SKU Feature Set
The SKU Feature Set generates features related to the top and bottom performing SKUs (Stock Keeping Units) for each customer over specified time periods.
Usage
Configure the SKU features in your config.yaml file:
features:
SKUFeatureConfig:
lag_months: [3,6]
sku_id_column: "sku_id"
primary_sort_field: "quantity"
secondary_sort_field: "volume_hl"
number_of_skus: 3
resolve_tie_break: True
Features Generated
The SKU Feature Set generates the following types of features:
| Feature Type | Description | Example Column Names |
|---|---|---|
| Top SKUs | The top N SKUs based on the primary sort field | TOP_SKU_P3_1, TOP_SKU_P3_2, TOP_SKU_P3_3 |
| Bottom SKUs | The bottom N SKUs based on the primary sort field | BOTTOM_SKU_P3_1, BOTTOM_SKU_P3_2, BOTTOM_SKU_P3_3 |
Where:
- P3 indicates a 3-month lag period
- The number at the end (1, 2, 3) represents the rank of the SKU
Configuration Options
SKUFeatureConfig Class
The SKUFeatureConfig class allows you to customize the SKU feature generation:
lag_months: List of integers representing the number of months to lag (e.g., [3, 6])sku_id_column: Name of the column containing SKU IDsprimary_sort_field: The main field used for sorting SKUs (e.g., "quantity")number_of_skus: Number of top and bottom SKUs to calculatesecondary_sort_field: Optional field for tie-breaking (e.g., "volume_hl")resolve_tie_break: Boolean flag to enable tie-breaking using the secondary sort field
Feature Generation Process
- The input data is filtered based on the specified lag months.
- SKUs are ranked for each customer based on the primary sort field.
- If tie-breaking is enabled, the secondary sort field is used to resolve ties.
- The top N and bottom N SKUs are selected for each customer and lag period.

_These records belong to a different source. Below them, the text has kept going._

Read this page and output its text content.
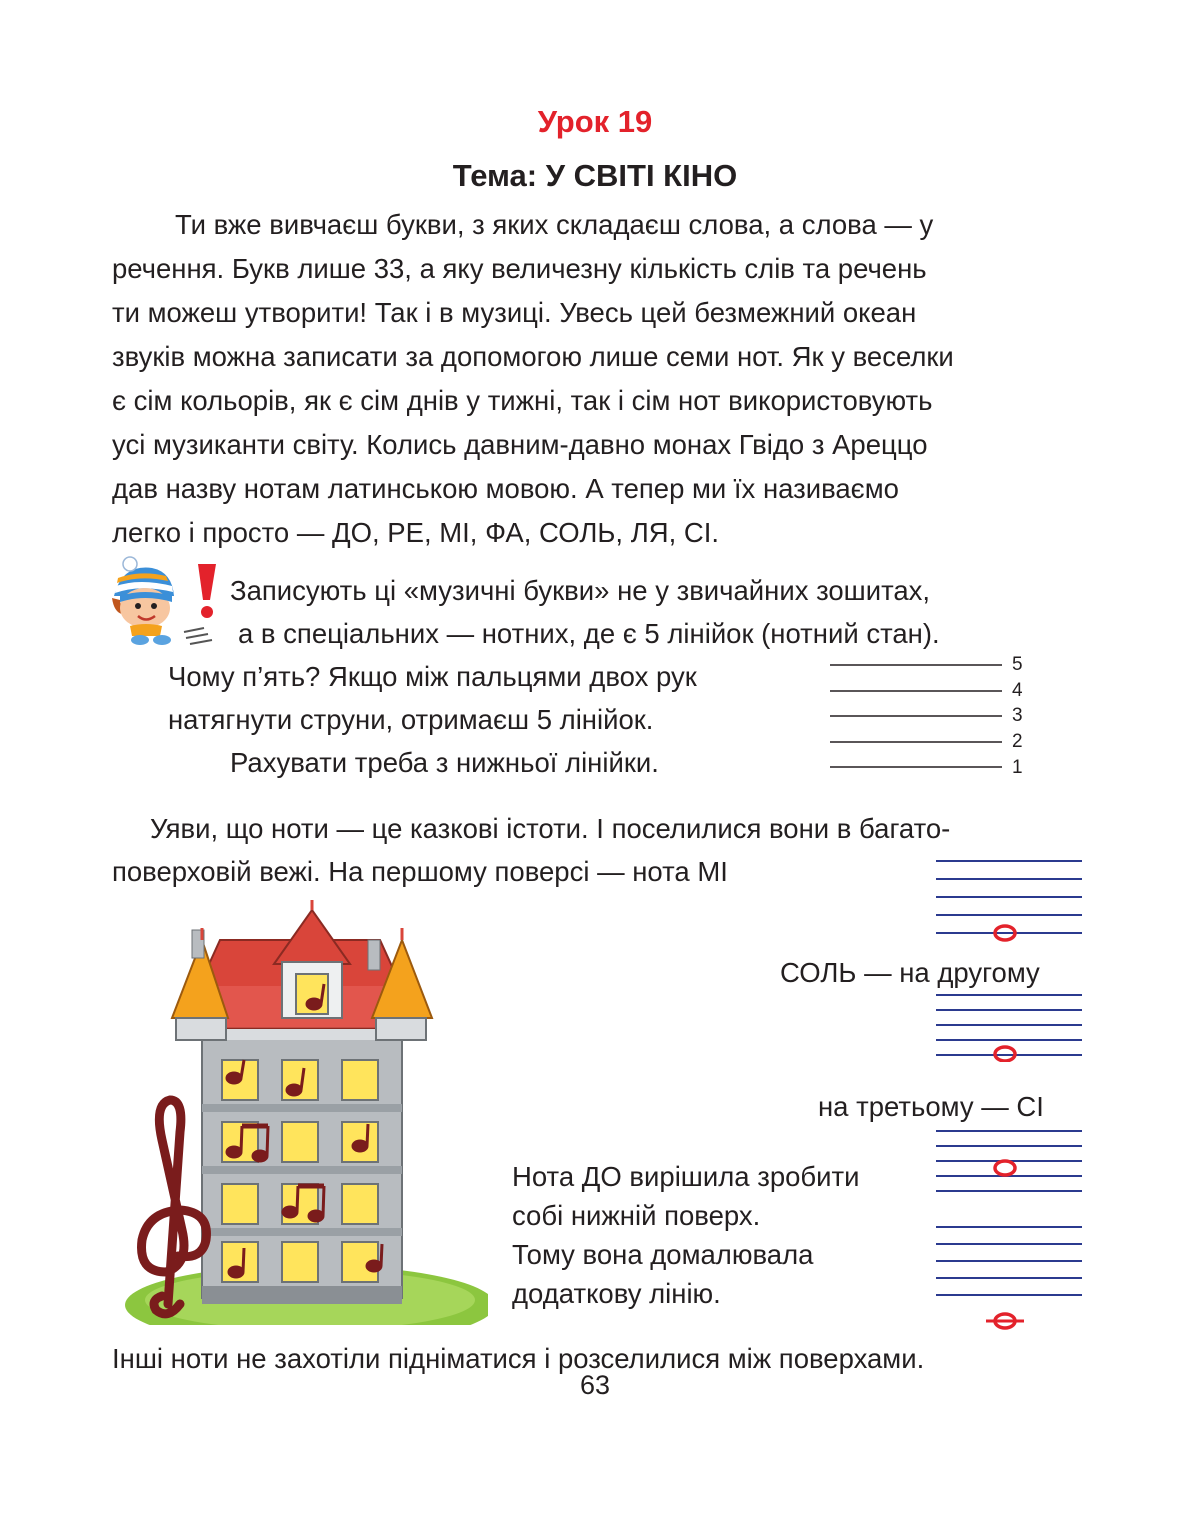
Урок 19
Тема: У СВІТІ КІНО
Ти вже вивчаєш букви, з яких складаєш слова, а слова — у
речення. Букв лише 33, а яку величезну кількість слів та речень
ти можеш утворити! Так і в музиці. Увесь цей безмежний океан
звуків можна записати за допомогою лише семи нот. Як у веселки
є сім кольорів, як є сім днів у тижні, так і сім нот використовують
усі музиканти світу. Колись давним-давно монах Гвідо з Ареццо
дав назву нотам латинською мовою. А тепер ми їх називаємо
легко і просто — ДО, РЕ, МІ, ФА, СОЛЬ, ЛЯ, СІ.
Записують ці «музичні букви» не у звичайних зошитах,
а в спеціальних — нотних, де є 5 лінійок (нотний стан).
Чому п’ять? Якщо між пальцями двох рук
натягнути струни, отримаєш 5 лінійок.
Рахувати треба з нижньої лінійки.
5
4
3
2
1
Уяви, що ноти — це казкові істоти. І поселилися вони в багато-
поверховій вежі. На першому поверсі — нота МІ
СОЛЬ — на другому
на третьому — СІ
Нота ДО вирішила зробити
собі нижній поверх.
Тому вона домалювала
додаткову лінію.
Інші ноти не захотіли підніматися і розселилися між поверхами.
63
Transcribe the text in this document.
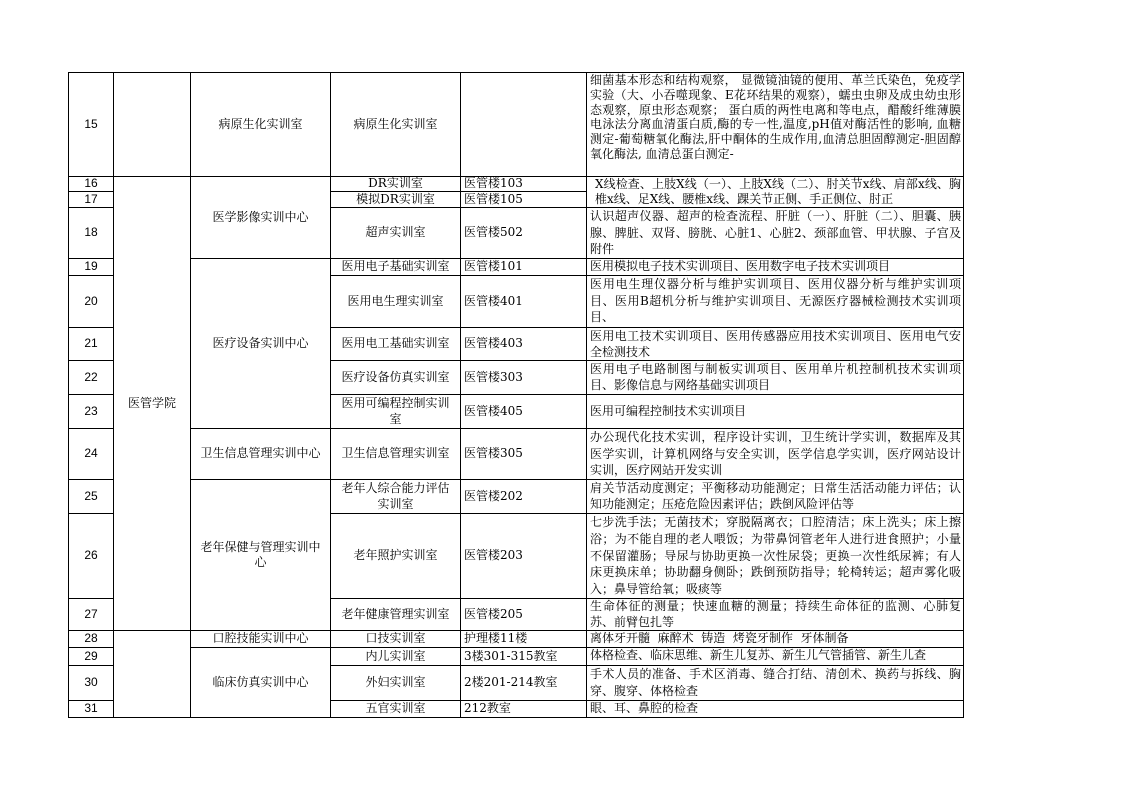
15
16
17
18
19
20
21
22
23
24
25
26
27
28
29
30
31
医管学院
病原生化实训室
医学影像实训中心
医疗设备实训中心
卫生信息管理实训中心
老年保健与管理实训中心
口腔技能实训中心
临床仿真实训中心
病原生化实训室
DR实训室
模拟DR实训室
超声实训室
医用电子基础实训室
医用电生理实训室
医用电工基础实训室
医疗设备仿真实训室
医用可编程控制实训室
卫生信息管理实训室
老年人综合能力评估实训室
老年照护实训室
老年健康管理实训室
口技实训室
内儿实训室
外妇实训室
五官实训室
医管楼103
医管楼105
医管楼502
医管楼101
医管楼401
医管楼403
医管楼303
医管楼405
医管楼305
医管楼202
医管楼203
医管楼205
护理楼11楼
3楼301-315教室
2楼201-214教室
212教室
细菌基本形态和结构观察， 显微镜油镜的便用、革兰氏染色，免疫学实验（大、小吞噬现象、E花环结果的观察），蠕虫虫卵及成虫幼虫形态观察，原虫形态观察； 蛋白质的两性电离和等电点，醋酸纤维薄膜电泳法分离血清蛋白质,酶的专一性,温度,pH值对酶活性的影响, 血糖测定-葡萄糖氧化酶法,肝中酮体的生成作用,血清总胆固醇测定-胆固醇氧化酶法, 血清总蛋白测定-
X线检查、上肢X线（一）、上肢X线（二）、肘关节x线、肩部x线、胸椎x线、足X线、腰椎x线、踝关节正侧、手正侧位、肘正
认识超声仪器、超声的检查流程、肝脏（一）、肝脏（二）、胆囊、胰腺、脾脏、双肾、膀胱、心脏1、心脏2、颈部血管、甲状腺、子宫及附件
医用模拟电子技术实训项目、医用数字电子技术实训项目
医用电生理仪器分析与维护实训项目、医用仪器分析与维护实训项目、医用B超机分析与维护实训项目、无源医疗器械检测技术实训项目、
医用电工技术实训项目、医用传感器应用技术实训项目、医用电气安全检测技术
医用电子电路制图与制板实训项目、医用单片机控制机技术实训项目、影像信息与网络基础实训项目
医用可编程控制技术实训项目
办公现代化技术实训，程序设计实训，卫生统计学实训，数据库及其医学实训，计算机网络与安全实训，医学信息学实训，医疗网站设计实训，医疗网站开发实训
肩关节活动度测定；平衡移动功能测定；日常生活活动能力评估；认知功能测定；压疮危险因素评估；跌倒风险评估等
七步洗手法；无菌技术；穿脱隔离衣；口腔清洁；床上洗头；床上擦浴；为不能自理的老人喂饭；为带鼻饲管老年人进行进食照护；小量不保留灌肠；导尿与协助更换一次性尿袋；更换一次性纸尿裤；有人床更换床单；协助翻身侧卧；跌倒预防指导；轮椅转运；超声雾化吸入；鼻导管给氧；吸痰等
生命体征的测量；快速血糖的测量；持续生命体征的监测、心肺复苏、前臂包扎等
离体牙开髓  麻醉术  铸造  烤瓷牙制作  牙体制备
体格检查、临床思维、新生儿复苏、新生儿气管插管、新生儿查
手术人员的准备、手术区消毒、缝合打结、清创术、换药与拆线、胸穿、腹穿、体格检查
眼、耳、鼻腔的检查
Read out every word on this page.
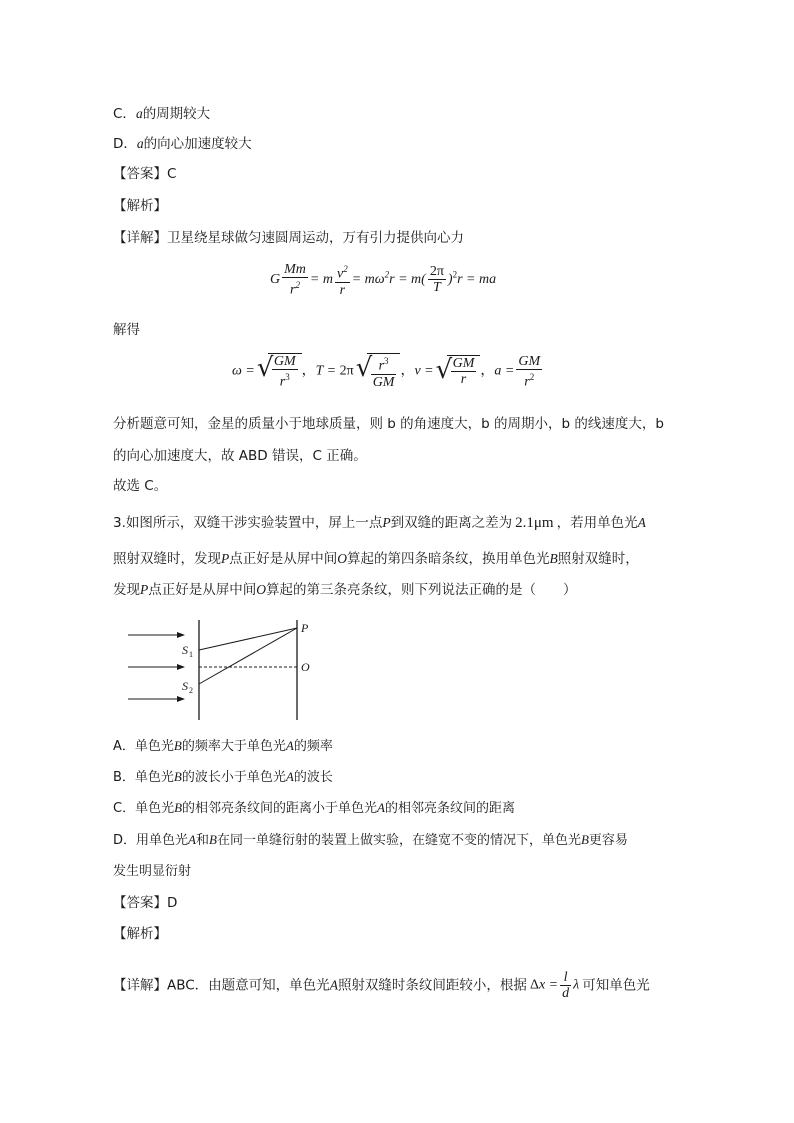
C．a的周期较大
D．a的向心加速度较大
【答案】C
【解析】
【详解】卫星绕星球做匀速圆周运动，万有引力提供向心力
G $\frac{Mm}{r^2} = m \frac{v^2}{r} = m\omega^2r = m( \frac{2\pi}{T} )^2r$ = ma
解得
ω = √
$\frac{GM}{r^3}$ ，T = 2π √
$\frac{r^3}{GM}$ ，v = √
$\frac{GM}{r}$ ，$a = \frac{GM}{r^2}$
分析题意可知，金星的质量小于地球质量，则 b 的角速度大，b 的周期小，b 的线速度大，b
的向心加速度大，故 ABD 错误，C 正确。
故选 C。
3.如图所示，双缝干涉实验装置中，屏上一点P到双缝的距离之差为 2.1μm ，若用单色光A
照射双缝时，发现P点正好是从屏中间O算起的第四条暗条纹，换用单色光B照射双缝时，
发现P点正好是从屏中间O算起的第三条亮条纹，则下列说法正确的是（　　）
P
O
S 1
S 2
A．单色光B的频率大于单色光A的频率
B．单色光B的波长小于单色光A的波长
C．单色光B的相邻亮条纹间的距离小于单色光A的相邻亮条纹间的距离
D．用单色光A和B在同一单缝衍射的装置上做实验，在缝宽不变的情况下，单色光B更容易
发生明显衍射
【答案】D
【解析】
【详解】ABC．由题意可知，单色光A照射双缝时条纹间距较小，根据 $\Delta x = \frac{l}{d}$ λ 可知单色光
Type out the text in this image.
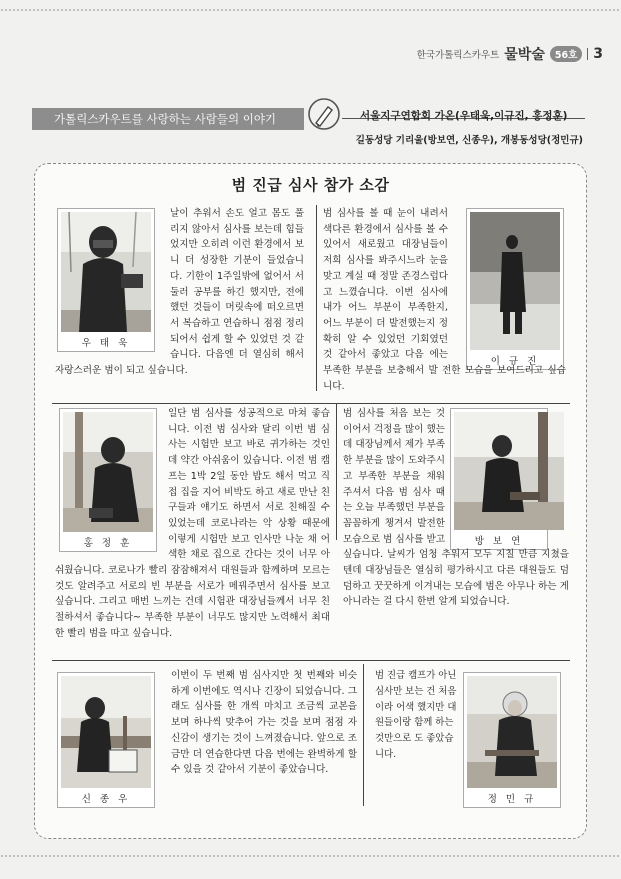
한국가톨릭스카우트 물박술	56호	3
가톨릭스카우트를 사랑하는 사람들의 이야기	서울지구연합회 가온(우태욱,이규진, 홍정훈)
길동성당 기리울(방보연, 신종우), 개봉동성당(정민규)
범 진급 심사 참가 소감
우 태 욱
날이 추워서 손도 얼고 몸도 풀리지 않아서 심사를 보는데 힘들었지만 오히려 이런 환경에서 보니 더 성장한 기분이 들었습니다. 기한이 1주일밖에 없어서 서둘러 공부를 하긴 했지만, 전에 했던 것들이 머릿속에 떠오르면서 복습하고 연습하니 점점 정리되어서 쉽게 할 수 있었던 것 같습니다. 다음엔 더 열심히 해서 자랑스러운 범이 되고 싶습니다.
이 규 진
범 심사를 볼 때 눈이 내려서 색다른 환경에서 심사를 볼 수 있어서 새로웠고 대장님들이 저희 심사를 봐주시느라 눈을 맞고 계실 때 정말 존경스럽다고 느꼈습니다. 이번 심사에 내가 어느 부분이 부족한지, 어느 부분이 더 발전했는지 정확히 알 수 있었던 기회였던 것 같아서 좋았고 다음 에는 부족한 부분을 보충해서 발 전한 모습을 보여드리고 싶습니다.
홍 정 훈
일단 범 심사를 성공적으로 마쳐 좋습니다. 이전 범 심사와 달리 이번 범 심사는 시험만 보고 바로 귀가하는 것인데 약간 아쉬움이 있습니다. 이전 범 캠프는 1박 2일 동안 밥도 해서 먹고 직접 집을 지어 비박도 하고 새로 만난 친구들과 얘기도 하면서 서로 친해질 수 있었는데 코로나라는 악 상황 때문에 이렇게 시험만 보고 인사만 나눈 채 어색한 채로 집으로 간다는 것이 너무 아쉬웠습니다. 코로나가 빨리 잠잠해져서 대원들과 함께하며 모르는 것도 알려주고 서로의 빈 부분을 서로가 메꿔주면서 심사를 보고 싶습니다. 그리고 매번 느끼는 건데 시험관 대장님들께서 너무 친절하셔서 좋습니다~ 부족한 부분이 너무도 많지만 노력해서 최대한 빨리 범을 따고 싶습니다.
방 보 연
범 심사를 처음 보는 것이어서 걱정을 많이 했는데 대장님께서 제가 부족한 부분을 많이 도와주시고 부족한 부분을 채워 주셔서 다음 범 심사 때는 오늘 부족했던 부분을 꼼꼼하게 챙겨서 발전한 모습으로 범 심사를 받고 싶습니다. 날씨가 엄청 추워서 모두 지칠 만큼 지쳤을 텐데 대장님들은 열심히 평가하시고 다른 대원들도 덤덤하고 꿋꿋하게 이겨내는 모습에 범은 아무나 하는 게 아니라는 걸 다시 한번 알게 되었습니다.
신 종 우
이번이 두 번째 범 심사지만 첫 번째와 비슷하게 이번에도 역시나 긴장이 되었습니다. 그래도 심사를 한 개씩 마치고 조금씩 교본을 보며 하나씩 맞추어 가는 것을 보며 점점 자신감이 생기는 것이 느껴졌습니다. 앞으로 조금만 더 연습한다면 다음 번에는 완벽하게 할 수 있을 것 같아서 기분이 좋았습니다.
정 민 규
범 진급 캠프가 아닌 심사만 보는 건 처음이라 어색 했지만 대원들이랑 함께 하는 것만으로 도 좋았습니다.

- The results are formatted into columns like TOP_SKU_P3_1, BOTTOM_SKU_P3_1, etc.
Example
Given an input DataFrame with columns: customer_id, sku_id, quantity, volume_hl, and date, the SKU Feature Set might generate output like this:
| customer_id | TOP_SKU_P3_1 | TOP_SKU_P3_2 | TOP_SKU_P3_3 | BOTTOM_SKU_P3_1 | BOTTOM_SKU_P3_2 | BOTTOM_SKU_P3_3 |
|---|---|---|---|---|---|---|
| C1 | SKU4 | SKU3 | SKU6 | SKU5 | SKU6 | SKU3 |
| C2 | SKU4 | SKU6 | SKU5 | SKU3 | SKU5 | SKU6 |
This output shows the top 3 and bottom 3 SKUs for each customer based on a 3-month lag period, sorted primarily by quantity and with ties resolved using volume_hl.
Notes
- The feature set handles null values gracefully, filling in None for missing SKUs.
- You can generate features for multiple lag periods (e.g., 3 months and 6 months) in a single run.
- Ensure that your input data has sufficient history to cover the largest lag period you specify.